Rather than misidentifying herself to get past the paperwork, she raised the matter directly with TNCA officials. The result was a quiet victory. TNCA added an “Other” or “Third Gender” category to its umpire application forms, a change made in the absence of any national policy from the Board of Control for Cricket in India. Tamil Nadu, in this small but meaningful way, moved ahead of the rest of the country.

The First of Her Kind

With that barrier cleared and a solid officiating record already behind her, Rithika became the first registered transgender cricket umpire in Tamil Nadu, and by most accounts, the first in India. She continues to officiate matches across Salem, Coimbatore, and neighbouring districts, bringing the same steady judgement that first caught her attention during those late-night broadcasts years ago.

Rithika officiates league and association matches across Tamil Nadu. (Image-Social Media)

Her achievement did not appear out of nowhere. Tamil Nadu had formally recognised a third gender category for welfare purposes as far back as 2008. Cricket has only now begun to catch up with that recognition.

An Exam Cleared, and Bigger Ones Ahead

In February 2026, Rithika passed the Coimbatore District Cricket Association’s umpiring examination, a formal step that confirmed what her three hundred matches had already shown on the field. Officials at CDCA, including secretary R. Chandramouli and joint secretary K. Mahalingam, have publicly backed her, at times shifting matches away from venues unwilling to let her officiate.

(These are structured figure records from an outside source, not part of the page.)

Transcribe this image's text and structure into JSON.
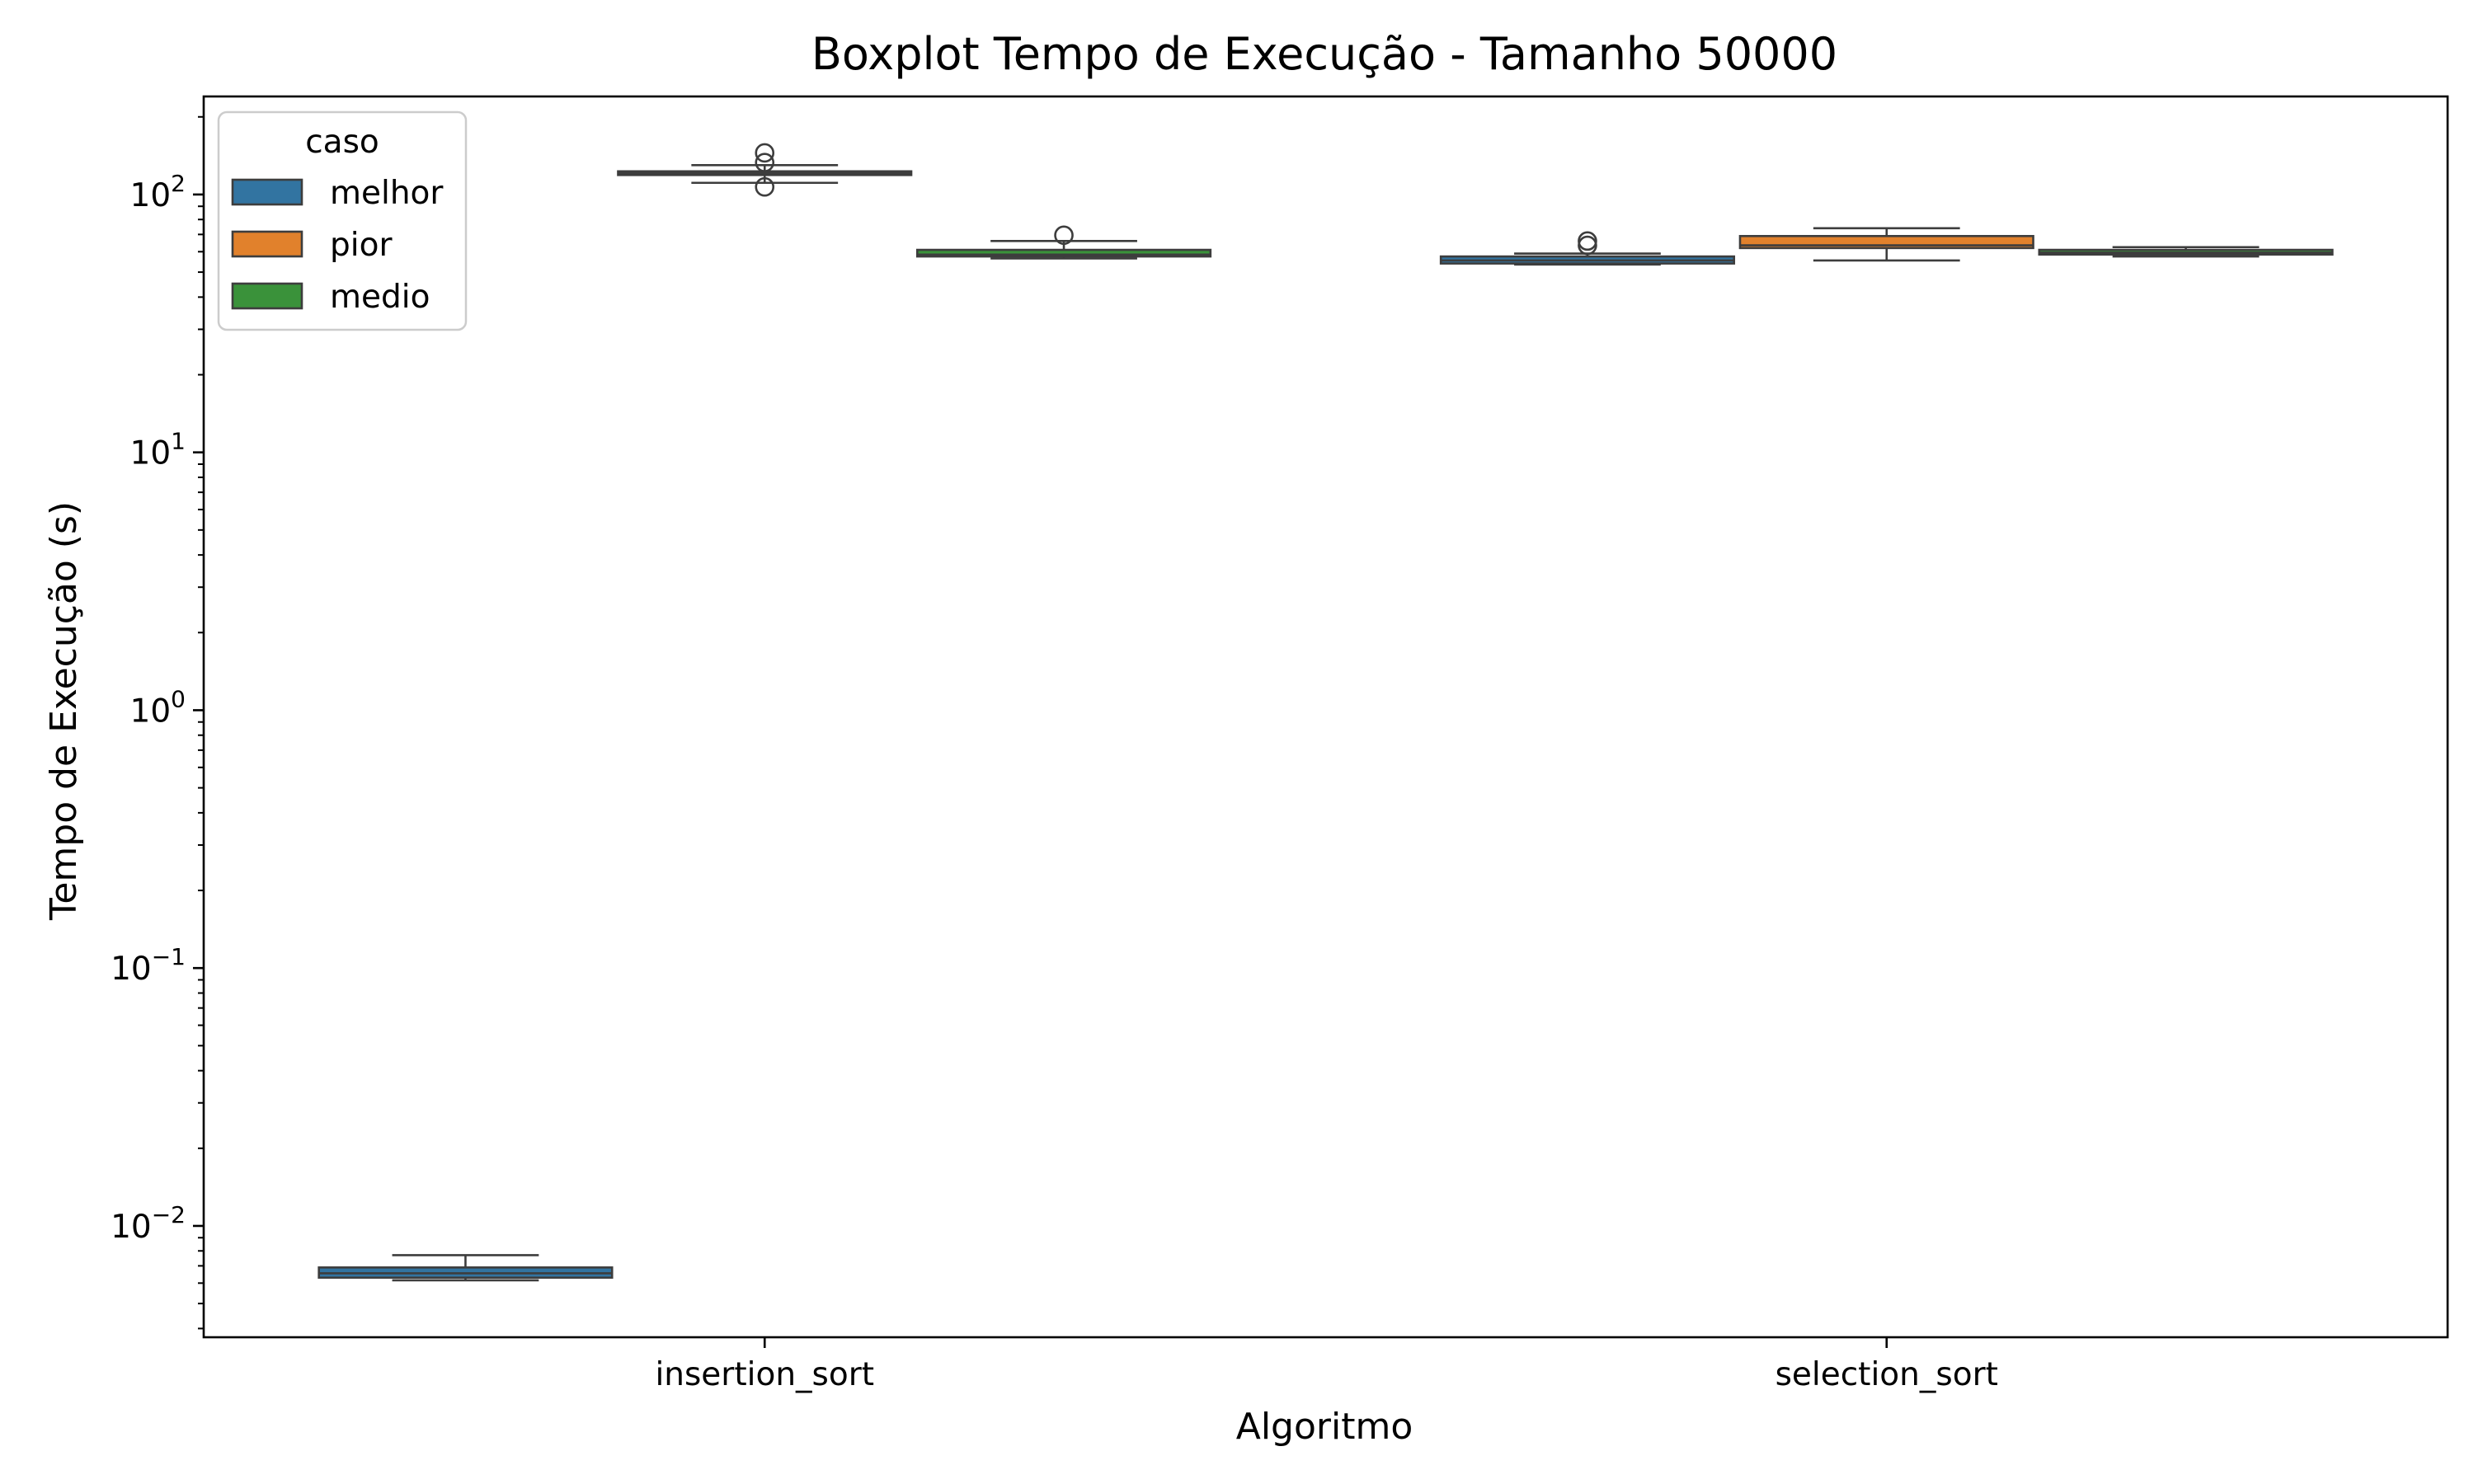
{
  "chart_data": {
    "type": "boxplot",
    "title": "Boxplot Tempo de Execução - Tamanho 50000",
    "xlabel": "Algoritmo",
    "ylabel": "Tempo de Execução (s)",
    "yscale": "log",
    "ylim": [
      0.0037,
      240
    ],
    "categories": [
      "insertion_sort",
      "selection_sort"
    ],
    "y_ticks": [
      {
        "value": 0.01,
        "base": "10",
        "exp": "−2"
      },
      {
        "value": 0.1,
        "base": "10",
        "exp": "−1"
      },
      {
        "value": 1,
        "base": "10",
        "exp": "0"
      },
      {
        "value": 10,
        "base": "10",
        "exp": "1"
      },
      {
        "value": 100,
        "base": "10",
        "exp": "2"
      }
    ],
    "grid": false,
    "legend": {
      "title": "caso",
      "position": "top-left",
      "entries": [
        "melhor",
        "pior",
        "medio"
      ]
    },
    "series": [
      {
        "name": "melhor",
        "color": "#3274a1",
        "boxes": [
          {
            "category": "insertion_sort",
            "whisker_low": 0.00615,
            "q1": 0.0063,
            "median": 0.00655,
            "q3": 0.0069,
            "whisker_high": 0.0077,
            "outliers": []
          },
          {
            "category": "selection_sort",
            "whisker_low": 53.5,
            "q1": 54.0,
            "median": 55.5,
            "q3": 57.5,
            "whisker_high": 59.0,
            "outliers": [
              63.5,
              66.0
            ]
          }
        ]
      },
      {
        "name": "pior",
        "color": "#e1812c",
        "boxes": [
          {
            "category": "insertion_sort",
            "whisker_low": 111.0,
            "q1": 119.0,
            "median": 121.0,
            "q3": 123.0,
            "whisker_high": 130.0,
            "outliers": [
              107.0,
              133.0,
              145.0
            ]
          },
          {
            "category": "selection_sort",
            "whisker_low": 55.5,
            "q1": 62.0,
            "median": 63.5,
            "q3": 69.0,
            "whisker_high": 74.0,
            "outliers": []
          }
        ]
      },
      {
        "name": "medio",
        "color": "#3a923a",
        "boxes": [
          {
            "category": "insertion_sort",
            "whisker_low": 56.5,
            "q1": 57.5,
            "median": 58.5,
            "q3": 61.0,
            "whisker_high": 66.0,
            "outliers": [
              69.5
            ]
          },
          {
            "category": "selection_sort",
            "whisker_low": 57.5,
            "q1": 58.5,
            "median": 59.5,
            "q3": 61.0,
            "whisker_high": 62.5,
            "outliers": []
          }
        ]
      }
    ]
  }
}
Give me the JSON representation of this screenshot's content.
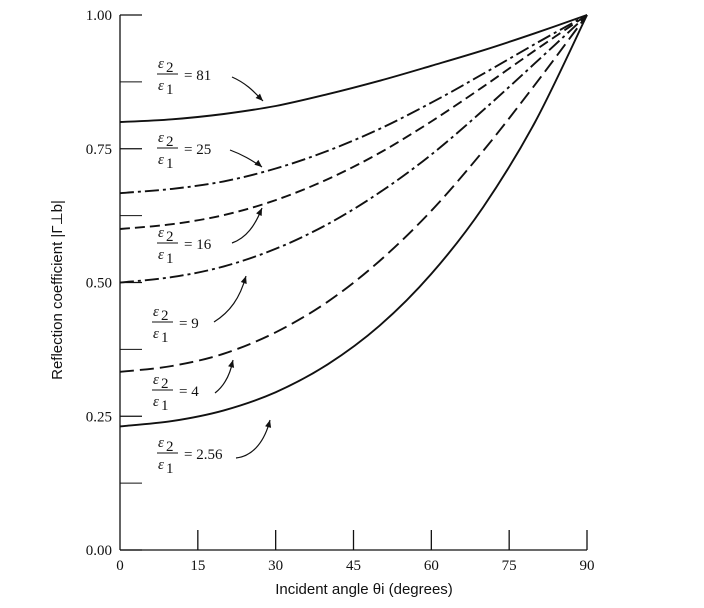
{
  "chart_data": {
    "type": "line",
    "xlabel": "Incident angle θi (degrees)",
    "ylabel": "Reflection coefficient |Γ⊥b|",
    "xlim": [
      0,
      90
    ],
    "ylim": [
      0,
      1
    ],
    "x_ticks": [
      0,
      15,
      30,
      45,
      60,
      75,
      90
    ],
    "x_tick_labels": [
      "0",
      "15",
      "30",
      "45",
      "60",
      "75",
      "90"
    ],
    "y_ticks": [
      0,
      0.25,
      0.5,
      0.75,
      1.0
    ],
    "y_tick_labels": [
      "0.00",
      "0.25",
      "0.50",
      "0.75",
      "1.00"
    ],
    "grid": false,
    "legend": "none (inline annotations)",
    "series": [
      {
        "name": "ε2/ε1 = 81",
        "ratio": "81",
        "style": "solid",
        "x": [
          0,
          10,
          20,
          30,
          40,
          50,
          60,
          70,
          80,
          90
        ],
        "values": [
          0.8,
          0.805,
          0.815,
          0.83,
          0.852,
          0.877,
          0.905,
          0.934,
          0.966,
          1.0
        ]
      },
      {
        "name": "ε2/ε1 = 25",
        "ratio": "25",
        "style": "dash-dot",
        "x": [
          0,
          10,
          20,
          30,
          40,
          50,
          60,
          70,
          80,
          90
        ],
        "values": [
          0.667,
          0.675,
          0.689,
          0.713,
          0.746,
          0.787,
          0.836,
          0.89,
          0.946,
          1.0
        ]
      },
      {
        "name": "ε2/ε1 = 16",
        "ratio": "16",
        "style": "dashed",
        "x": [
          0,
          10,
          20,
          30,
          40,
          50,
          60,
          70,
          80,
          90
        ],
        "values": [
          0.6,
          0.609,
          0.626,
          0.654,
          0.693,
          0.742,
          0.801,
          0.866,
          0.934,
          1.0
        ]
      },
      {
        "name": "ε2/ε1 = 9",
        "ratio": "9",
        "style": "dash-dot",
        "x": [
          0,
          10,
          20,
          30,
          40,
          50,
          60,
          70,
          80,
          90
        ],
        "values": [
          0.5,
          0.51,
          0.53,
          0.563,
          0.609,
          0.668,
          0.739,
          0.822,
          0.91,
          1.0
        ]
      },
      {
        "name": "ε2/ε1 = 4",
        "ratio": "4",
        "style": "long-dash",
        "x": [
          0,
          10,
          20,
          30,
          40,
          50,
          60,
          70,
          80,
          90
        ],
        "values": [
          0.333,
          0.344,
          0.367,
          0.407,
          0.464,
          0.54,
          0.634,
          0.746,
          0.87,
          1.0
        ]
      },
      {
        "name": "ε2/ε1 = 2.56",
        "ratio": "2.56",
        "style": "solid",
        "x": [
          0,
          10,
          20,
          30,
          40,
          50,
          60,
          70,
          80,
          90
        ],
        "values": [
          0.231,
          0.241,
          0.261,
          0.295,
          0.347,
          0.419,
          0.516,
          0.641,
          0.8,
          1.0
        ]
      }
    ]
  }
}
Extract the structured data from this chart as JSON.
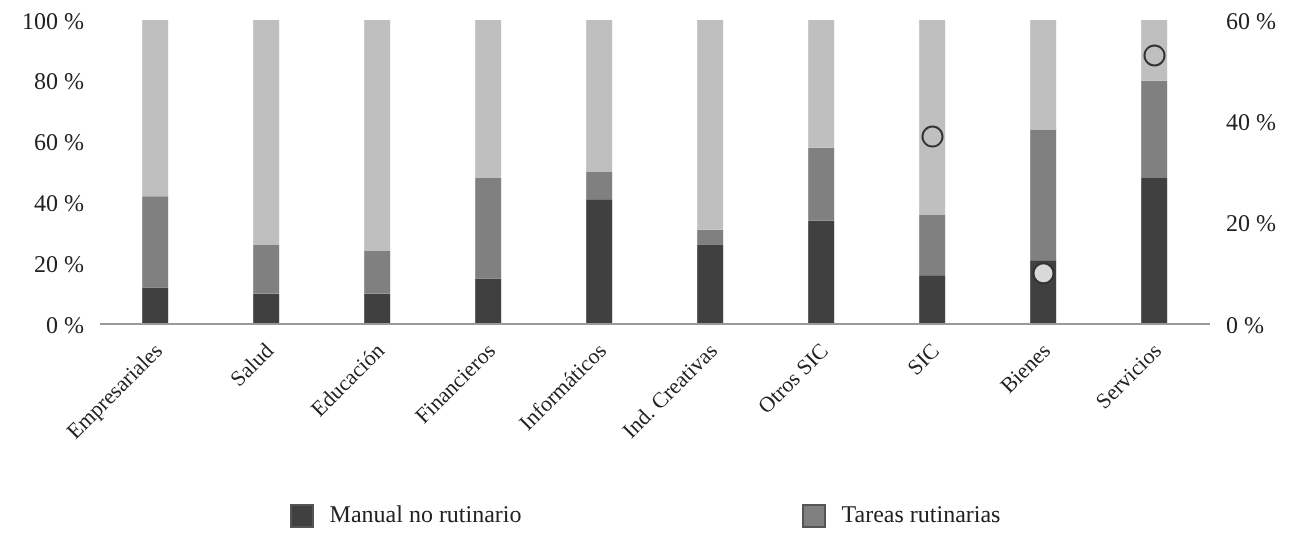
{
  "chart_data": {
    "type": "bar",
    "stacked": true,
    "categories": [
      "Empresariales",
      "Salud",
      "Educación",
      "Financieros",
      "Informáticos",
      "Ind. Creativas",
      "Otros SIC",
      "SIC",
      "Bienes",
      "Servicios"
    ],
    "series": [
      {
        "name": "Manual no rutinario",
        "color": "#404040",
        "values": [
          12,
          10,
          10,
          15,
          41,
          26,
          34,
          16,
          21,
          48
        ]
      },
      {
        "name": "Tareas rutinarias",
        "color": "#808080",
        "values": [
          30,
          16,
          14,
          33,
          9,
          5,
          24,
          20,
          43,
          32
        ]
      },
      {
        "color": "#bfbfbf",
        "values": [
          58,
          74,
          76,
          52,
          50,
          69,
          42,
          64,
          36,
          20
        ]
      },
      {
        "type": "scatter",
        "axis": "y2",
        "marker": "circle",
        "color": "#bfbfbf",
        "values": [
          null,
          null,
          null,
          null,
          null,
          null,
          null,
          37,
          null,
          53
        ]
      },
      {
        "type": "scatter",
        "axis": "y2",
        "marker": "circle",
        "color": "#d9d9d9",
        "values": [
          null,
          null,
          null,
          null,
          null,
          null,
          null,
          null,
          10,
          null
        ]
      }
    ],
    "ylim": [
      0,
      100
    ],
    "yticks": [
      {
        "value": 0,
        "label": "0 %"
      },
      {
        "value": 20,
        "label": "20 %"
      },
      {
        "value": 40,
        "label": "40 %"
      },
      {
        "value": 60,
        "label": "60 %"
      },
      {
        "value": 80,
        "label": "80 %"
      },
      {
        "value": 100,
        "label": "100 %"
      }
    ],
    "y2lim": [
      0,
      60
    ],
    "y2ticks": [
      {
        "value": 0,
        "label": "0 %"
      },
      {
        "value": 20,
        "label": "20 %"
      },
      {
        "value": 40,
        "label": "40 %"
      },
      {
        "value": 60,
        "label": "60 %"
      }
    ],
    "legend": "bottom",
    "grid": false
  }
}
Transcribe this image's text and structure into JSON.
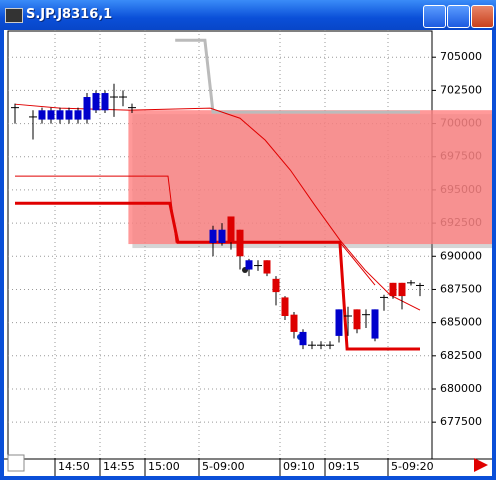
{
  "window": {
    "title": "S.JP.J8316,1"
  },
  "chart_data": {
    "type": "candlestick",
    "categories": [
      null,
      null,
      null,
      null,
      null,
      "14:50",
      null,
      null,
      null,
      null,
      "14:55",
      null,
      null,
      null,
      null,
      "15:00",
      null,
      null,
      null,
      null,
      null,
      "5-09:00",
      null,
      null,
      null,
      null,
      null,
      null,
      null,
      null,
      "09:10",
      null,
      null,
      null,
      null,
      "09:15",
      null,
      null,
      null,
      null,
      null,
      null,
      "5-09:20",
      null,
      null,
      null
    ],
    "open": [
      701200,
      null,
      700500,
      700300,
      700300,
      700300,
      700300,
      700300,
      700300,
      701000,
      701000,
      702000,
      702000,
      701200,
      null,
      null,
      null,
      null,
      null,
      null,
      null,
      null,
      691000,
      691000,
      693000,
      692000,
      689000,
      689300,
      689700,
      688300,
      686900,
      685600,
      683300,
      683300,
      683300,
      683300,
      684000,
      685500,
      686000,
      685600,
      683800,
      686900,
      688000,
      688000,
      688000,
      687800
    ],
    "high": [
      701500,
      null,
      701000,
      701200,
      701200,
      701200,
      701200,
      701200,
      702300,
      702500,
      702500,
      703000,
      702500,
      701500,
      null,
      null,
      null,
      null,
      null,
      null,
      null,
      null,
      692300,
      692500,
      693000,
      692000,
      689800,
      689700,
      689700,
      688500,
      687000,
      685800,
      684500,
      683600,
      683600,
      683600,
      686000,
      686200,
      686000,
      686000,
      686000,
      687100,
      688000,
      688000,
      688200,
      688000
    ],
    "low": [
      700000,
      null,
      698800,
      700000,
      700000,
      700000,
      700000,
      700000,
      700000,
      700800,
      700800,
      700500,
      701300,
      700800,
      null,
      null,
      null,
      null,
      null,
      null,
      null,
      null,
      690000,
      690800,
      690500,
      689000,
      688500,
      688900,
      688500,
      686300,
      685200,
      683800,
      683000,
      683000,
      683000,
      683000,
      683500,
      684000,
      684200,
      684600,
      683600,
      685900,
      686800,
      686000,
      687800,
      687000
    ],
    "close": [
      701200,
      null,
      700500,
      701000,
      701000,
      701000,
      701000,
      701000,
      702000,
      702300,
      702300,
      702000,
      702000,
      701200,
      null,
      null,
      null,
      null,
      null,
      null,
      null,
      null,
      692000,
      692000,
      691060,
      690000,
      689700,
      689300,
      688700,
      687300,
      685500,
      684300,
      684300,
      683300,
      683300,
      683300,
      686000,
      685500,
      684500,
      685600,
      686000,
      686900,
      687000,
      687000,
      688000,
      687800
    ],
    "up_color": "#0000cc",
    "down_color": "#dd0000",
    "ylim": [
      674800,
      707050
    ],
    "yticks": [
      677500,
      680000,
      682500,
      685000,
      687500,
      690000,
      692500,
      695000,
      697500,
      700000,
      702500,
      705000
    ],
    "grid": true,
    "zone": {
      "color": "#ff8080",
      "start": 12.6,
      "low": 690920,
      "high": 701010
    },
    "lines": [
      {
        "color": "#bbbbbb",
        "width": 3,
        "x": [
          17.8,
          21.1,
          22,
          45
        ],
        "values": [
          706280,
          706280,
          700860,
          700860
        ]
      },
      {
        "color": "#e00000",
        "width": 1,
        "x": [
          0,
          5,
          12.8,
          21.7,
          25,
          27.8,
          30.6,
          33.3,
          36.1,
          38.9,
          41.7,
          45
        ],
        "values": [
          701460,
          701160,
          701010,
          701160,
          700400,
          698750,
          696490,
          693860,
          691220,
          688960,
          687080,
          685950
        ]
      },
      {
        "color": "#e00000",
        "width": 1,
        "x": [
          0,
          17,
          17.9,
          36.1,
          40
        ],
        "values": [
          696040,
          696040,
          691060,
          691060,
          687830
        ]
      },
      {
        "color": "#e00000",
        "width": 3,
        "x": [
          0,
          17.2,
          18.1,
          36.1,
          36.9,
          45
        ],
        "values": [
          694000,
          694000,
          691060,
          691060,
          683010,
          683010
        ]
      }
    ]
  }
}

Her next targets are the TNCA State Panel exams, and beyond that, the BCCI’s national umpiring panel, though no formal BCCI policy yet addresses transgender officials directly. She speaks of that goal not as personal ambition alone but as proof, for anyone watching, that trans people can succeed in fields long assumed to be closed to them.

What Passing an Exam Actually Requires

State panel umpiring exams in India generally combine a written test on the Laws of Cricket, questions built around real match scenarios such as rain interruptions or dangerous pitch conditions, and a practical assessment of signalling and communication with players and scorers. Candidates are expected to arrive with district-level experience already under their belt, not to learn the basics from scratch.

By that measure, Rithika was better prepared than many applicants twice her seniority. Three hundred matches hone instincts that no textbook can. What remained uncertain, until she pushed the issue herself, was whether the system would let her register as who she actually is.

Why It Matters Beyond the Boundary Line

Rithika Sri did not arrive through a viral clip or a celebrity endorsement. She arrived through years of study, hundreds of ordinary matches, and a willingness to keep showing up even when a gate, a form, or a stranger’s cruelty tried to tell her she did not belong. She has said in interviews that she wants people to understand trans lives as something broader than the narrow roles society tends to assign them. Engineers, call centre workers, umpires, artistes- she counts herself among a much longer list than most people are used to seeing.

Every time she takes the field now, she offers a quiet answer to that old question at the gate in Coimbatore. She does not reply in words but in the simple, disciplined act of calling the game correctly, over after over, match after match, until the only thing left to notice is the game itself.